The executives are likely to join the Davison unit in its building off Route 32.
Landing a corporate headquarters -- particularly when takeovers have caused the Baltimore region to suffer from "headquarters flight" -- will certainly enhance the area's image. At the same time, there will be an economic benefit, said George Mickalonis, managing director of the World Trade Center Institute Inc.
"There will be a tremendous spinoff effect," Mickalonis said. "The economic activity compounds as it spreads out. People travel here to meet with the executives, they come to BWI airport, stay in our hotels and eat in our restaurants."
Howard County expects to gain from the relocation.
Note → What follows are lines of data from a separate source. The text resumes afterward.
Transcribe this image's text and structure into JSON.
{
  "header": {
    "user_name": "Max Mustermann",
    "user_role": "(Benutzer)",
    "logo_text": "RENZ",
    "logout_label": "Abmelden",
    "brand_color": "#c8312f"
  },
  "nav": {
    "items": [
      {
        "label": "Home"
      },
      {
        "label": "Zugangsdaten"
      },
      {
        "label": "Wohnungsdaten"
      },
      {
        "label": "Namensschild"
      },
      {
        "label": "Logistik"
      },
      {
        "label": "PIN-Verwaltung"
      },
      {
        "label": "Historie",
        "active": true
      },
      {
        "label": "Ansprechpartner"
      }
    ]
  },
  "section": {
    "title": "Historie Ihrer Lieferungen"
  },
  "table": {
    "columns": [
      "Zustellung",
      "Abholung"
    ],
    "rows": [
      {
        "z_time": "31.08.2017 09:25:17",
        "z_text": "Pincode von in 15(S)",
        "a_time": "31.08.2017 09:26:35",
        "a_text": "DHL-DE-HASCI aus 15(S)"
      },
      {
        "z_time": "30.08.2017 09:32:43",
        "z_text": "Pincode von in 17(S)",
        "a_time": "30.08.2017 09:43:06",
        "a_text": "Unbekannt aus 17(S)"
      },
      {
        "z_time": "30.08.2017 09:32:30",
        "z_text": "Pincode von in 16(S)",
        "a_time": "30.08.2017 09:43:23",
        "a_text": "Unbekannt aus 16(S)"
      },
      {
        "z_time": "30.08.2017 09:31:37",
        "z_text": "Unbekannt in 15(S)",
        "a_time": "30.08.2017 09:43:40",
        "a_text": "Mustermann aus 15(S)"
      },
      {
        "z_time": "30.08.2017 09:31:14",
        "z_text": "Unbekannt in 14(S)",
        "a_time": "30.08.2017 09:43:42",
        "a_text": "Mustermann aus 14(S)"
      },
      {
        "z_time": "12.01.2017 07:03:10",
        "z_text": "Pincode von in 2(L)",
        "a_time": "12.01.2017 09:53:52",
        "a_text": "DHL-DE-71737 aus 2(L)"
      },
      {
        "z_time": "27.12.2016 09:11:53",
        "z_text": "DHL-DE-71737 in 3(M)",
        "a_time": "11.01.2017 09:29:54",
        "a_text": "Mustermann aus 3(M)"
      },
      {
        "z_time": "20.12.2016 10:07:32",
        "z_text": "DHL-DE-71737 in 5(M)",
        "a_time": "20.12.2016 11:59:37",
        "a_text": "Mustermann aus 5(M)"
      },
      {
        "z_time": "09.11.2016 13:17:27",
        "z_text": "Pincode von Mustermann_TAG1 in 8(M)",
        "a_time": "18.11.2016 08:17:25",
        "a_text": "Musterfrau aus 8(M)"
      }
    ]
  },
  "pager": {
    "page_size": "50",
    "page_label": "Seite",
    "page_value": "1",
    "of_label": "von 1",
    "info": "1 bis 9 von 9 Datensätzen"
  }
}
Richard Story, executive director of the county's economic development authority, estimates that of the $408 million of the county's projected tax revenue for 1999, about $198 million will come from property taxes and $138 million from income taxes.
Grace's decision caps a 13-month period during which 13 firms have relocated their bases to the county, one of the most affluent jurisdictions in the nation.
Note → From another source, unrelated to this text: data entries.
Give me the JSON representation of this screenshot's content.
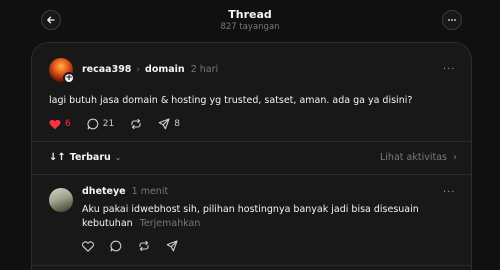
{
  "header": {
    "title": "Thread",
    "subtitle": "827 tayangan"
  },
  "post": {
    "username": "recaa398",
    "topic": "domain",
    "time": "2 hari",
    "text": "lagi butuh jasa domain & hosting yg trusted, satset, aman. ada ga ya disini?",
    "likes": "6",
    "comments": "21",
    "shares": "8",
    "liked": true
  },
  "sort": {
    "label": "Terbaru",
    "activity_label": "Lihat aktivitas"
  },
  "reply": {
    "username": "dheteye",
    "time": "1 menit",
    "text": "Aku pakai idwebhost sih, pilihan hostingnya banyak jadi bisa disesuain kebutuhan",
    "translate_label": "Terjemahkan"
  },
  "colors": {
    "background": "#101010",
    "card": "#181818",
    "like_active": "#ff3040"
  }
}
"What you see as a direct effect is the income tax of the highly paid executives," Story said. "On top of that, you're going to have to build houses for these executives, homes that will be assessed a higher tax rate."
But the longest-reaching benefit may come from the fact that Norris, 51, has vowed to build up Grace -- which had shed more than 30 businesses in the several years before he joined the firm. Now a specialty company with about $1.5 billion in annual sales, Grace finds itself as a smaller player in an arena where -- similar to other industries -- the mantra seems to be: Acquire or be acquired. And Norris has signaled it's not his intention to be acquired.
Norris joined Grace as CEO in November from AlliedSignal Inc. and became chairman at year-end. He began his career in 1971 at Grace Davison, the specialty chemical unit that employs 663 at its Curtis Bay plant in Baltimore. He also spent time at Grace rival Engelhard Corp., where he was general manager of the Iselin, N.J.-based firm's catalyst unit. At AlliedSignal, Norris was senior vice president of that company's $1.6 billion specialty chemical business, where revenue jumped 50 percent during the last two years he was there, according to Bloomberg News.
The Grace headquarters relocation -- set for completion by the third quarter -- will be a homecoming of sorts for Norris: The company said he graduated from Mount St. Mary's College and Seminary in Emmitsburg and earned his master's of business administration from the University of Maryland.